When I got the key in the post, TfL had included a nice map of central London showing all the bike rental sites. What that map didn't do was show sensible cycling routes. I could certainly get to the hotel via Regent St, Oxford St, Marble Arch and then Edgware Road -trivial routing- but not one that leaves you happy.
Instead I used the cycling layer of an Open Street Map viewer on my phone and meandered up the expensive parts of Westminster, over Hyde Park and then up, where I got fed up of repeatedly location checking and just went up Edgware Road instead, soon to dock the bike. Some blue lines on the TfL map would have been convenient.
This was my first trip on the TfL rental bikes, and they were a surprising.
- They are barges with awful friction and rolling resistance. I know they are powering some blinky LED lights, but even so they are slow. The gearing doesn't help either; it goes low but its top option would be low-mid-ring on my commuter.
- Those blinky lights are pretty awful, especially the front one. The only way you'd be seen against the illumination of chicken fast food restaurants on the Edgware Road would be as silhouette eclipses the chicken broilers in the front windows. You are in darkness on Hyde Park too -these are not for nightime MTB races.
- The brakes are dire too, with minimal reaction. I'd view that condition on my commuter as an emergency, not a normal state of affairs. I've realised why they are so bad -if they were set up the way mine are -light touch onto disk brakes- too many riders would be straight over the front bars as they (literally) hit that first junction. You just need to keep your speed down, especially given the inertia of the land-barge.
- Not a good turning circle.
The hotel was OK, except I couldn't get the wifi to work in my room, even when entering my (surname, room) info.

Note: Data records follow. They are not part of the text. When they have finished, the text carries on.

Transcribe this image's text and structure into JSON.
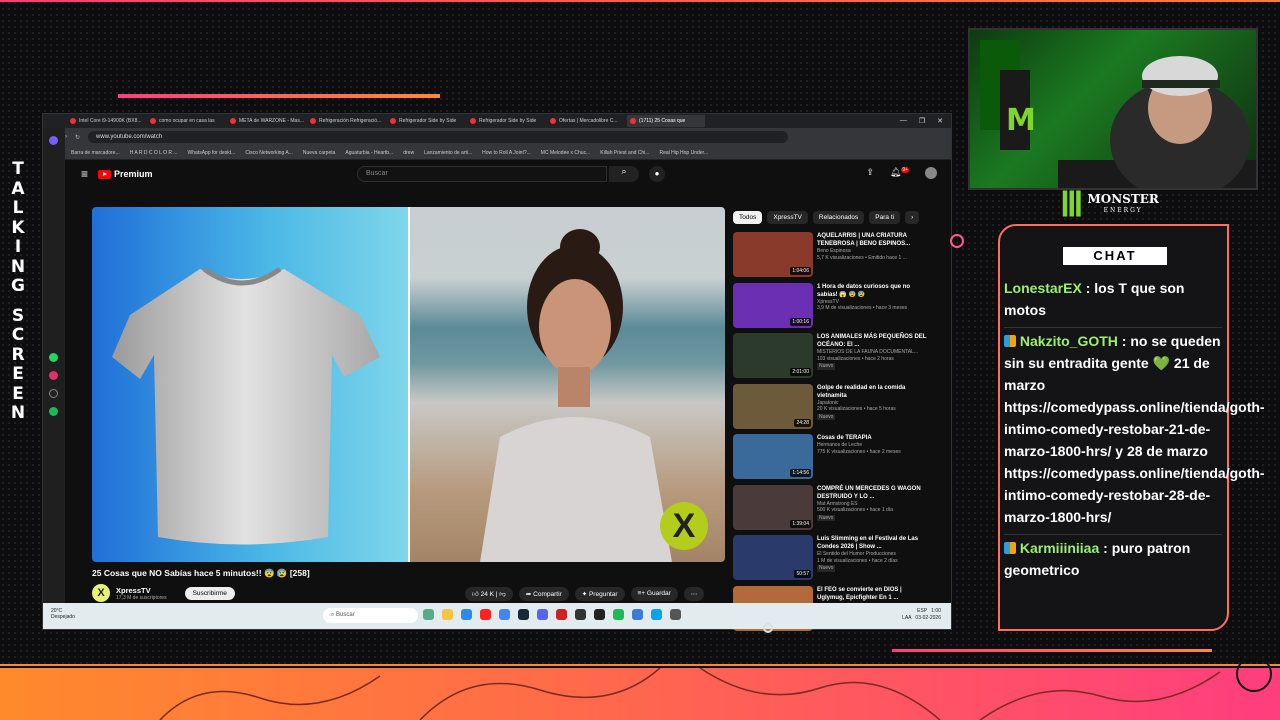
{
  "overlay": {
    "side_text": [
      "T",
      "A",
      "L",
      "K",
      "I",
      "N",
      "G",
      "S",
      "C",
      "R",
      "E",
      "E",
      "N"
    ],
    "accent_pink": "#ff3d7f",
    "accent_orange": "#ff8a2c"
  },
  "browser": {
    "tabs": [
      "Intel Core i9-14900K (BX8...",
      "como ocupar en casa las",
      "META de WARZONE - Mas...",
      "Refrigeración Refrigeració...",
      "Refrigerador Side by Side",
      "Refrigerador Side by Side",
      "Ofertas | Mercadolibre C...",
      "(1711) 25 Cosas que"
    ],
    "url": "www.youtube.com/watch",
    "bookmarks": [
      "Barra de marcadore...",
      "H A R D C O L O R ...",
      "WhatsApp for deskt...",
      "Cisco Networking A...",
      "Nueva carpeta",
      "Aguaturbia - Heartb...",
      "drew",
      "Lanzamiento de arti...",
      "How to Roll A Joint?...",
      "MC Melodee x Chuc...",
      "Killah Priest and Chi...",
      "Real Hip Hop Under..."
    ]
  },
  "youtube": {
    "logo": "Premium",
    "search_placeholder": "Buscar",
    "notif_count": "9+",
    "video_title": "25 Cosas que NO Sabías hace 5 minutos!! 😨 😰 [258]",
    "channel": "XpressTV",
    "subscribers": "17,3 M de suscriptores",
    "subscribe": "Suscribirme",
    "likes": "24 K",
    "share": "Compartir",
    "ask": "Preguntar",
    "save": "Guardar",
    "chips": [
      "Todos",
      "XpressTV",
      "Relacionados",
      "Para ti"
    ],
    "related": [
      {
        "title": "AQUELARRIS | UNA CRIATURA TENEBROSA | BENO ESPINOS...",
        "channel": "Beno Espinosa",
        "meta": "5,7 K visualizaciones • Emitido hace 1 ...",
        "duration": "1:04:06",
        "badge": "",
        "color": "#8a3a2a"
      },
      {
        "title": "1 Hora de datos curiosos que no sabías! 😱 😨 😰",
        "channel": "XpressTV",
        "meta": "3,9 M de visualizaciones • hace 3 meses",
        "duration": "1:00:16",
        "badge": "",
        "color": "#6a2fb3"
      },
      {
        "title": "LOS ANIMALES MÁS PEQUEÑOS DEL OCÉANO: El ...",
        "channel": "MISTERIOS DE LA FAUNA DOCUMENTAL...",
        "meta": "103 visualizaciones • hace 2 horas",
        "duration": "2:01:00",
        "badge": "Nuevo",
        "color": "#2b3a2a"
      },
      {
        "title": "Golpe de realidad en la comida vietnamita",
        "channel": "Japatonic",
        "meta": "20 K visualizaciones • hace 5 horas",
        "duration": "24:28",
        "badge": "Nuevo",
        "color": "#6d5a3a"
      },
      {
        "title": "Cosas de TERAPIA",
        "channel": "Hermanos de Leche",
        "meta": "775 K visualizaciones • hace 2 meses",
        "duration": "1:14:56",
        "badge": "",
        "color": "#3a6a9a"
      },
      {
        "title": "COMPRÉ UN MERCEDES G WAGON DESTRUIDO Y LO ...",
        "channel": "Mat Armstrong ES",
        "meta": "500 K visualizaciones • hace 1 día",
        "duration": "1:39:04",
        "badge": "Nuevo",
        "color": "#4a3a3a"
      },
      {
        "title": "Luis Slimming en el Festival de Las Condes 2026 | Show ...",
        "channel": "El Sentido del Humor Producciones",
        "meta": "1 M de visualizaciones • hace 2 días",
        "duration": "50:57",
        "badge": "Nuevo",
        "color": "#2a3a6a"
      },
      {
        "title": "El FEO se convierte en DIOS | Uglymug, Epicfighter En 1 ...",
        "channel": "",
        "meta": "",
        "duration": "",
        "badge": "",
        "color": "#b36a3a"
      }
    ]
  },
  "taskbar": {
    "weather_temp": "20°C",
    "weather_text": "Despejado",
    "search": "Buscar",
    "lang": "ESP",
    "lang2": "LAA",
    "time": "1:00",
    "date": "03-02-2026"
  },
  "sponsor": {
    "name": "MONSTER",
    "sub": "ENERGY"
  },
  "chat": {
    "header": "CHAT",
    "messages": [
      {
        "user": "LonestarEX",
        "text": " : los T que son motos",
        "badge": false
      },
      {
        "user": "Nakzito_GOTH",
        "text": " : no se queden sin su entradita gente 💚 21 de marzo https://comedypass.online/tienda/goth-intimo-comedy-restobar-21-de-marzo-1800-hrs/ y 28 de marzo https://comedypass.online/tienda/goth-intimo-comedy-restobar-28-de-marzo-1800-hrs/",
        "badge": true
      },
      {
        "user": "Karmiiiniiaa",
        "text": " : puro patron geometrico",
        "badge": true
      }
    ]
  }
}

A call to reception informed me that I actually needed to pay extra for wifi. That was like falling back in time. I almost expected them to tell me that there was a phone socket for my modem. I declined the option of room wifi and just flipped my mobile into Wifi hotspot mode to take advantage of my "unlimited" data option that I'd bought from 3 this month. Functional, albeit slow.
The room was on floor 10 -in the morning I could see the tower block near my house & from there orient myself to the trees behind, hence to the trees above. That's the closest I've been to it for 15 years. Maybe I should visit it sometime.
The next day, breakfast and conference. I found a good cafe nearby with Illy coffee and chocolate croissants -something to remember the next time I am in Paddington station waiting for a train.
The conference was fun -loitering near the booth meant I spent more time meeting other attendees than in talks -but the few I made were good. In particular: James Cheshire's visualisation talk showed some beautiful visualisations of data projected or animated onto maps of London; a talk on Cause and Effect really laid down how to do effective tests -a key point being a negative result is a result, so don't ignore it.
I also enjoyed Isabel Drost's talk on big data mistakes, where she got everyone to own up to getting things wrong -like creating too many small files, accidentally deleting the root tree of the FS, running jobs that bring down the cluster, etc. A lot of the examples credited someone called "Steve" -I have to own up to being this person. I consider breaking things to be an art. Indeed, I couldn't even watch her slides without having to file a bugzilla entry: https://issues.apache.org/ooo/show_bug.cgi?id=120767
If there was one problem with the conference site -it was that rooms were too scattered. After day 1 you'd learned your way around, but it still took five minutes to get to each talk -cutting each talk down by five minutes. It also stopped you running out of a talk you didn't like and going to another one. Not that I'd do that -or expect anyone in the audience of my talk to do such a thing.